Legend has it that a one time King had tasked a goldsmith to cast a statue befitting the incumbent deity of the temple. Confused as to what could be the form of the deity, the goldsmith fell asleep and ironically though, had a dream in which he happened to see a five headed cobra, a very strange phenomenon. When he went to the temple the following morning to worship, as was usual of all the villagers, he was astonished to see under the tree in front of the temple, a live five-headed cobra with the unusual multi-headed hood expanded. Confusion cleared, he made out a statue of a Cobra head and that was installed in the Sanctum Sanctorium for the devotees to worship. This tradition is being followed with piety from that time onwards.

The water in the special wells (Theerththakerni), five in number around the temple, dug for thewater-cutting ceremony on the last day of the annual festival, is believed to contain miraculous healing effects for snake bites.

Kappal Thiruviza, literally meaning ‘Ship Festival’, conducted as one of the festivals during the annual festival season too has a legendary context, in that, the indigenous people of ancientNagarKovil village who were caught captives by mercenaries of an Indian King and boarded into the mercenary vessel to be taken to India were miraculously saved by a divine act: the ship did not move from its moorings and the mercenaries saw a cobra inside the hatch of the ship; they cut it into pieces, but were astonished to see thousands of cobras ; the panicked mercenaries, it is said, released the captives and it is only then the ship moved from its moorings.

Historical references go back to the year 1845 when the local residents constructed a small temple with clay, as an improvement on the hitherto ‘Snake Mound’ which they worshipped from times immemorial.
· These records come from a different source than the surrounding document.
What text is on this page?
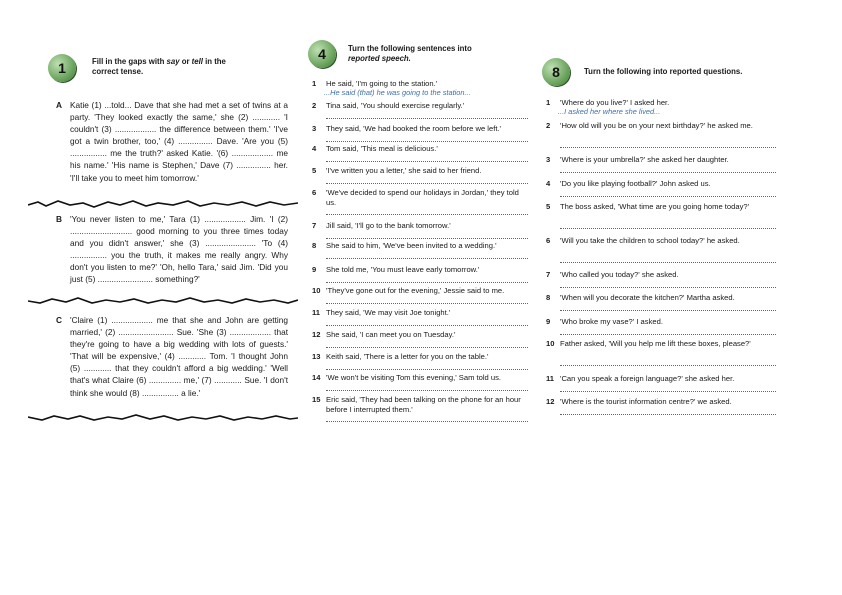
1	Fill in the gaps with say or tell in the
correct tense.
A Katie (1) ...told... Dave that she had met a set of twins at a party. 'They looked exactly the same,' she (2) ............ 'I couldn't (3) .................. the difference between them.' 'I've got a twin brother, too,' (4) ............... Dave. 'Are you (5) ................ me the truth?' asked Katie. '(6) .................. me his name.' 'His name is Stephen,' Dave (7) ............... her. 'I'll take you to meet him tomorrow.'
B 'You never listen to me,' Tara (1) .................. Jim. 'I (2) ........................... good morning to you three times today and you didn't answer,' she (3) ...................... 'To (4) ................ you the truth, it makes me really angry. Why don't you listen to me?' 'Oh, hello Tara,' said Jim. 'Did you just (5) ........................ something?'
C 'Claire (1) .................. me that she and John are getting married,' (2) ........................ Sue. 'She (3) .................. that they're going to have a big wedding with lots of guests.' 'That will be expensive,' (4) ............ Tom. 'I thought John (5) ............ that they couldn't afford a big wedding.' 'Well that's what Claire (6) .............. me,' (7) ............ Sue. 'I don't think she would (8) ................ a lie.'
4	Turn the following sentences into
reported speech.
1 He said, 'I'm going to the station.'
...He said (that) he was going to the station...
2 Tina said, 'You should exercise regularly.'
3 They said, 'We had booked the room before we left.'
4 Tom said, 'This meal is delicious.'
5 'I've written you a letter,' she said to her friend.
6 'We've decided to spend our holidays in Jordan,' they told us.
7 Jill said, 'I'll go to the bank tomorrow.'
8 She said to him, 'We've been invited to a wedding.'
9 She told me, 'You must leave early tomorrow.'
10 'They've gone out for the evening,' Jessie said to me.
11 They said, 'We may visit Joe tonight.'
12 She said, 'I can meet you on Tuesday.'
13 Keith said, 'There is a letter for you on the table.'
14 'We won't be visiting Tom this evening,' Sam told us.
15 Eric said, 'They had been talking on the phone for an hour before I interrupted them.'
8	Turn the following into reported questions.
1 'Where do you live?' I asked her.
...I asked her where she lived...
2 'How old will you be on your next birthday?' he asked me.
3 'Where is your umbrella?' she asked her daughter.
4 'Do you like playing football?' John asked us.
5 The boss asked, 'What time are you going home today?'
6 'Will you take the children to school today?' he asked.
7 'Who called you today?' she asked.
8 'When will you decorate the kitchen?' Martha asked.
9 'Who broke my vase?' I asked.
10 Father asked, 'Will you help me lift these boxes, please?'
11 'Can you speak a foreign language?' she asked her.
12 'Where is the tourist information centre?' we asked.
This make-shift construction underwent radical changes in course of time and in 1918 this temple was rebuilt with lime stones and sanctified by Kumbabishekam ceremony.
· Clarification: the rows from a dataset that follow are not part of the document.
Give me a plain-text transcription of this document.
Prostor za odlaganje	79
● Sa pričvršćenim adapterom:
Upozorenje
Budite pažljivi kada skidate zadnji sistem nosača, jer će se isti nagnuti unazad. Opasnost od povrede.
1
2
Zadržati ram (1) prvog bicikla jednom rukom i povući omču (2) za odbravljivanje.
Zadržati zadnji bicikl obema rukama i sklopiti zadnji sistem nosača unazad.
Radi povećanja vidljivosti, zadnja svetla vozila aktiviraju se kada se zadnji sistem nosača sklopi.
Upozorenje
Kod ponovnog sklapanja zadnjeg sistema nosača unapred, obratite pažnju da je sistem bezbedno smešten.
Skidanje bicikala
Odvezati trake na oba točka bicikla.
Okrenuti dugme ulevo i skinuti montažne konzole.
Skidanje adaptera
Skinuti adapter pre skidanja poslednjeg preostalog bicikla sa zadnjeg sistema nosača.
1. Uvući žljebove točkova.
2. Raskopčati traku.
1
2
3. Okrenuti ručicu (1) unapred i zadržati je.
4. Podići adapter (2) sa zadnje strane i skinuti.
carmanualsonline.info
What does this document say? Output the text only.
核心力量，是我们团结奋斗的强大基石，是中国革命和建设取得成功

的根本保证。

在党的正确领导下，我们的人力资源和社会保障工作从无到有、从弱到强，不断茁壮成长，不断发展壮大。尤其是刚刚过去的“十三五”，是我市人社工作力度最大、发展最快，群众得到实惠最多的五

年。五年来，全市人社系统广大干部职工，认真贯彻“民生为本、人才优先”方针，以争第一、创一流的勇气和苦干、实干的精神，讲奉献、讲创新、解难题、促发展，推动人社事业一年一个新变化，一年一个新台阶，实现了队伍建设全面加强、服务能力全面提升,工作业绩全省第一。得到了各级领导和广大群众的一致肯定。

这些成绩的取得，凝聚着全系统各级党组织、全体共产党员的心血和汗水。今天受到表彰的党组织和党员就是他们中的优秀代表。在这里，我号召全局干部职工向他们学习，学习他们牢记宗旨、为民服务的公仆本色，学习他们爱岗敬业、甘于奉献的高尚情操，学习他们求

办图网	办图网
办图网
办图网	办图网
With displacement of people due to the war, this temple was closed on 4 May 2000 and after a decade religious Pooja activities commenced only very recently, as the first step in the civilian resettlement programme. On the first day of commencement of Pooja activities of the temple, people were seen overjoyed, understandably, in the context of the return to their habitat after a decade. Nostalgia and reminiscence seen and heard all over, the ‘return’ to the village and more importantly, to their temple was really a matter for rejoicing to the people of Nagarkovil.